How many times have we read, “the trend is your friend”? How many times have we said it to ourselves? One of the first rules of technical analysis deals with trends and determining if the market or stock is in an uptrend, downtrend or sideways trend. In other words, it is one of the fundamental topics within technical or market analysis. Unfortunately this easy topic or strategy within technical analysis has been lost in the more advanced studies or signal generating strategies. For that reason I believe we should review, refresh, or replenish our appreciation of trend analysis.
How Webster defines the word Trend is; “to extend in a general direction.” If we look at a chart of a stock or index we could define the direction/trend to be up, down or sideways. Because we are recording the price of the stock or index in a specific time interval it takes multiple data points to define a trend. That would relegate time as key variable in determining the trend of a stock or index. Thus we could have short term, intermediate and long term trends. If we connect the sequence of periods (time line) on a chart based on the closing price over a period of intervals we would be able to draw a trendline by connecting the interval points at there lowest or highest points on a bar chart. The trendline would take on the characteristic of up, down or sideways. By defining the trend it allows us to participate in the bias of the market during those periods moving higher and equally to avoid markets when the trend is moving down. Maybe that lends credence to the term, “the trend is your friend.”

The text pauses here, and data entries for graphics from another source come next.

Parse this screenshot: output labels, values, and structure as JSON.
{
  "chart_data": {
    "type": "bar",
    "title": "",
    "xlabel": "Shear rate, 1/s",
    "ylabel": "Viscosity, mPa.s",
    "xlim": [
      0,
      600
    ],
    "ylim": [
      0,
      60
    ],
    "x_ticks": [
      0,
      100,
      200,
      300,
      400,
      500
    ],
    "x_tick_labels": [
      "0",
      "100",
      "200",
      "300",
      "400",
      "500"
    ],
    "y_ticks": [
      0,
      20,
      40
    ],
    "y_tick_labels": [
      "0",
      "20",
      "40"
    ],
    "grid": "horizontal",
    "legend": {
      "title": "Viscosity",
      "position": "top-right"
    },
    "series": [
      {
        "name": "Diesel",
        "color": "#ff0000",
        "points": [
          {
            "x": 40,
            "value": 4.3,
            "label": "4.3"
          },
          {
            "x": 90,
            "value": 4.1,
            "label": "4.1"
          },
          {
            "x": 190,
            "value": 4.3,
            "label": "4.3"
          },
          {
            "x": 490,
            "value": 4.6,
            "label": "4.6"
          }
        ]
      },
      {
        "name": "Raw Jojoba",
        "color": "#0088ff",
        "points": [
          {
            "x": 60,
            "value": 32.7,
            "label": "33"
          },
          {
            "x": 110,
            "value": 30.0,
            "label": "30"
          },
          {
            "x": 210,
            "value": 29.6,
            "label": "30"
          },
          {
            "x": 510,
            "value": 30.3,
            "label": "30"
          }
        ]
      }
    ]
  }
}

Looking at a chart of the historical price of a stock or index allows you and I to see visually where the stock has been and what course of action it took to arrive at the current price. It can also be implied in simple terms to state what the trend of the chart is by looking at direction reading left to right. If the price on the chart from left to right is moving higher it would be defined as an uptrend. Likewise falling from left to right defines a downtrend and if the price is essentially unchanged looking left to right it defines a sideways trend. Simple, straight forward, and a universal principle. If you want to make it more difficult by adding additional indicators or parameters you are welcome to do so, but remember each indicator or benchmark you add increases the complexity of determining the trend and in response your action(s) to be taken toward that stock or index. Simple is better, but if you must add more do so with extreme caution and understanding.
For some this simple explanation of a trendline may seem old hat or mundane, but is is such a key fundamental part of market analysis. Too often investors and traders will get caught up in the more technical or analytic indicators to predict directional movement going forward and forget about this simple tool that shows visually what is happening. It also dismisses inadvertently the fact, “the trend is your friend”. Take the time to refresh you understanding and use of trendlines in your analysis regardless of how complex you want it to be, trendlines will always show you what is happening now on the chart.
To put this in perspective currently the chart below is the SPDR S&P 500 Index ETF (SPY). The trend over the 20 month period is rising from left to right which would indicate an uptrend in the index. The current test is the eighth during this timeline which would also give some indication of the strength of the trend currently in play. At the end of the chart we see yet another test of the trendline and another bounce off the trendline. Based on the strength of the trend we would want to see the trendline broken and the downside confirmed before we would make any significant adjustments to our positions. How you treat the break of the trendline gets into the money management or risk management side of trading and is equally important to understand or have a predefined strategy for when the event occurs. But, for our purposes here we will just focus on the trendline itself. This is a perfect example of a long term uptrend in a chart.
The next step is where we develop a strategy around how to use the trendline in trading or managing money. Finding the trend is simple and straight forward. Managing our money in conjunction with the trendline is what we refer to as a trading strategy. There are many theories and philosophies of how the asset will respond relative to the trendline given a specific set of variables. The key is to find what works for your style of investing or trading. Test them with paper trading or trading small dollar amounts to gain an understanding and appreciation of the risk of the strategy you would like to implement before putting your portfolio at undue risk.
We are going to post several strategies over the coming days to put this trendline idea into practice. The objective is to define the trend and the trendline, look at some entry, exit (stops) and target setting ideas using the trendline based on a specific time interval. The goal is to find the best opportunities based on the current market environment and timeline. This will teach you to believe in the concept that the trend really is our friend.